Energy summit will help create jobs


While the Congress is in recess, important work goes on. The National Clean Energy Summit 2.0, which will be held in Las Vegas on Monday, will build on the two previous summits which were held in Las Vegas and in Washington, D.C. This year we will focus on how natural gas, wind, solar and other renewable sources of energy will positively impact jobs as we begin to emerge from the worst recession in decades.

With Nevada's unemployment rate above 12 percent, the state and the entire nation will be looking to the senior people at the summit for pointers on how clean energy can and will create good, new jobs which cannot be moved offshore.

The move to alternative energy sources, by definition, creates economic diversity. In small towns and cities all across the Great Plains wind farms are reversing decades of population loss; helping to build schools and renew downtowns. In Nevada and throughout the desert Southwest, actively pursuing solar farms will have a similar effect -- and the prospect of keeping young people from moving away by providing good schools and good jobs in their home towns is well worth the effort we are putting into renewable energy sources.

According to the Department of Energy, building out the energy potential in the Wind Corridor of the Great Plains would produce more than 3 million jobs over the next decade. A similar number would surely result from an aggressive effort to build out our solar capacity. Secretary of the Interior Ken Salazar has opened the first renewable energy coordination office in Nevada, and he has designated almost 700,000 acres in the West that could produce more than 100,000 megawatts of solar power.

For the past few years, we have sought to bring to the public's attention the astonishing percentage of oil we import each and every month, nearly 70 percent of which is used as gasoline for America's 250 million cars and light trucks and as diesel for our 6.5 million over-the-road heavy duty trucks. A recent study by the Gas Progress Committee has estimated we have some 2,000 trillion cubic feet of natural gas reserves in the continental United States. This gives us a seat at the global energy table and an opportunity to negotiate the price of oil down. As an energy supply, that means our natural gas reserves contain more energy than the oil in Saudi Arabia. In contrast, the United States has only about 3 percent of the world's proven oil reserves, an amount that may last less than 10 years at today's production rate, and OPEC will continue to set the world oil price far into the future.

There are bipartisan bills working their way through the House and Senate that will help us take advantage of these newly available natural gas reserves to significantly improve our energy and economic security: S.1408, the NAT GAS Act, is in the Senate and has four other co-sponsors -- two Democrats and two Republicans; and, the House companion, H.R. 1835, has 77 co-sponsors. These bills will expand and extend tax incentives that will encourage the manufacturing of natural gas vehicles here in America.

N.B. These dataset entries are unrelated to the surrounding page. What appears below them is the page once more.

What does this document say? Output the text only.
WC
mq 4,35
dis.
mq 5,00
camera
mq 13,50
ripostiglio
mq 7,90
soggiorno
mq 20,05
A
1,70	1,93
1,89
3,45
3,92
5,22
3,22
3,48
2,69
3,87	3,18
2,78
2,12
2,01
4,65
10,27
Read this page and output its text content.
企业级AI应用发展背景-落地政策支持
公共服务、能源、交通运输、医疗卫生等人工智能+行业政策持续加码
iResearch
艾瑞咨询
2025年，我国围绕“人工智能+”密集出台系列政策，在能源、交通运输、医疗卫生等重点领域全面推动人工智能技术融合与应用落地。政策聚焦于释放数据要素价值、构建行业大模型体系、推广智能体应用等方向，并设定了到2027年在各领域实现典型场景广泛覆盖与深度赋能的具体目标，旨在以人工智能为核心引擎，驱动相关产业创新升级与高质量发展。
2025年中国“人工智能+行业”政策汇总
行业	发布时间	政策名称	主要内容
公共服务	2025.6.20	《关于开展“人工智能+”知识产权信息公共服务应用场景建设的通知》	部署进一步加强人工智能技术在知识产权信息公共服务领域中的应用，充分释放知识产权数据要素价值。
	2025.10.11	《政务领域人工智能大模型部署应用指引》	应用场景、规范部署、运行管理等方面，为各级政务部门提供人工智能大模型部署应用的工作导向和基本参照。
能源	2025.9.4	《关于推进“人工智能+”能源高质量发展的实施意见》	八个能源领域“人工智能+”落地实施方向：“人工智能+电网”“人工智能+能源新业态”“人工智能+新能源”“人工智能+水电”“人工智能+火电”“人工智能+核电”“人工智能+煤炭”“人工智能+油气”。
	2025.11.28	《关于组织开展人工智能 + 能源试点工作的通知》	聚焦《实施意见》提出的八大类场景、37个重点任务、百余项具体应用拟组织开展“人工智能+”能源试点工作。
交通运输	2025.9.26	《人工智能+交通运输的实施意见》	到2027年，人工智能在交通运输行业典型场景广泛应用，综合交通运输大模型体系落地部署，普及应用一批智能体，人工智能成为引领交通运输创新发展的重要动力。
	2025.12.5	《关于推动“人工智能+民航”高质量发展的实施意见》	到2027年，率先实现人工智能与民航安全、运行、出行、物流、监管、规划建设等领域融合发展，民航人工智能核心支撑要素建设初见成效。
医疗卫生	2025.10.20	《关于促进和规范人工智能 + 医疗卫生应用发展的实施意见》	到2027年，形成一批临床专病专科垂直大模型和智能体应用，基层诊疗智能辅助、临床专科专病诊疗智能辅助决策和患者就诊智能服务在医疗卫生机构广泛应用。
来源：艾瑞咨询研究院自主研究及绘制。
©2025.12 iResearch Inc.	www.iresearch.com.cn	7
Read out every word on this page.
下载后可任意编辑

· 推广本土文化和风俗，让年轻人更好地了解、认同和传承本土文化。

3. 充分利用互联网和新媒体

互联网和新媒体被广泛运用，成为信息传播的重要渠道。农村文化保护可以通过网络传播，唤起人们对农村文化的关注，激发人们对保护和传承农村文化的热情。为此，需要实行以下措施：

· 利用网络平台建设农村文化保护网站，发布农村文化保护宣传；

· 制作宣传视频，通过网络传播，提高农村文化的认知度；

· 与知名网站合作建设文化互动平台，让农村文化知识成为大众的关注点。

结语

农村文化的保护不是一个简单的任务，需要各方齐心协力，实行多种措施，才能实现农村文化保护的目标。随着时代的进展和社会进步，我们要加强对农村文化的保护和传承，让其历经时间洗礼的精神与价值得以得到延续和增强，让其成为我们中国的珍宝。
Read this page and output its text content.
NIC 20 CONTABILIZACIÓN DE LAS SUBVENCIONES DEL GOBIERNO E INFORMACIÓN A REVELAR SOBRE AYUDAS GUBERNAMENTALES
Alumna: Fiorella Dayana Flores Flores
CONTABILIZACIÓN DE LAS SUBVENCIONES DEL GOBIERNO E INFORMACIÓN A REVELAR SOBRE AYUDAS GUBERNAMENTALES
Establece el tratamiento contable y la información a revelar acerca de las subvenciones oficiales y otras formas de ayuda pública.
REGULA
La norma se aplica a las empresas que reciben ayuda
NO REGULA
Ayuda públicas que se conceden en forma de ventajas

Right now, there are 10 million vehicles running on natural gas in the world but only about 146,000 of them are in the United States. This bill could provide a jump start for truckers who own and operate 18-wheelers to replace their vehicles running on imported oil with trucks running on domestic natural gas, and encourage fleet owners of all types to switch from oil to a domestic fuel. Natural gas is 50 percent cleaner than diesel and emerges from the ground at 130 octane, requiring no refining. A cleaner fleet will also help improve air quality in our ports and other polluted areas.

Congress has already made some progress on a Renewable Electricity Standard which will provide baselines and benchmarks for utilities to use in producing clean renewable energy and increasing investment in energy efficiency. That standard needs to be strengthened to maximize renewable energy production and job creation in this vital industry. Both the House and the Senate energy committees have acted on bills creating a Clean Energy Deployment Administration -- a Green Bank -- to fund the job-creating deployment of clean energy projects. And we have made a real start toward a 21st century transmission grid to get solar and wind energy from the rural areas where it is being produced to the population centers which it will be used.

We have the clean energy resources in America -- solar, wind, geothermal and natural gas -- to meet the challenges set by President Obama to reduce our dependence on foreign oil and make a safer future for our children. We have an important opportunity in this Congress to begin to make changes -- like those in the NAT GAS Act and in clean energy legislation -- because we know the people of the United States are ready to meet this challenge.

Harry Reid, a Nevada Democrat, is majority leader of the U.S. Senate and a co-sponsor of the NAT GAS Act. T. Boone Pickens is a former Texas oil and gas executive who now promotes the Pickens Plan, designed to reduce American dependence on foreign oil.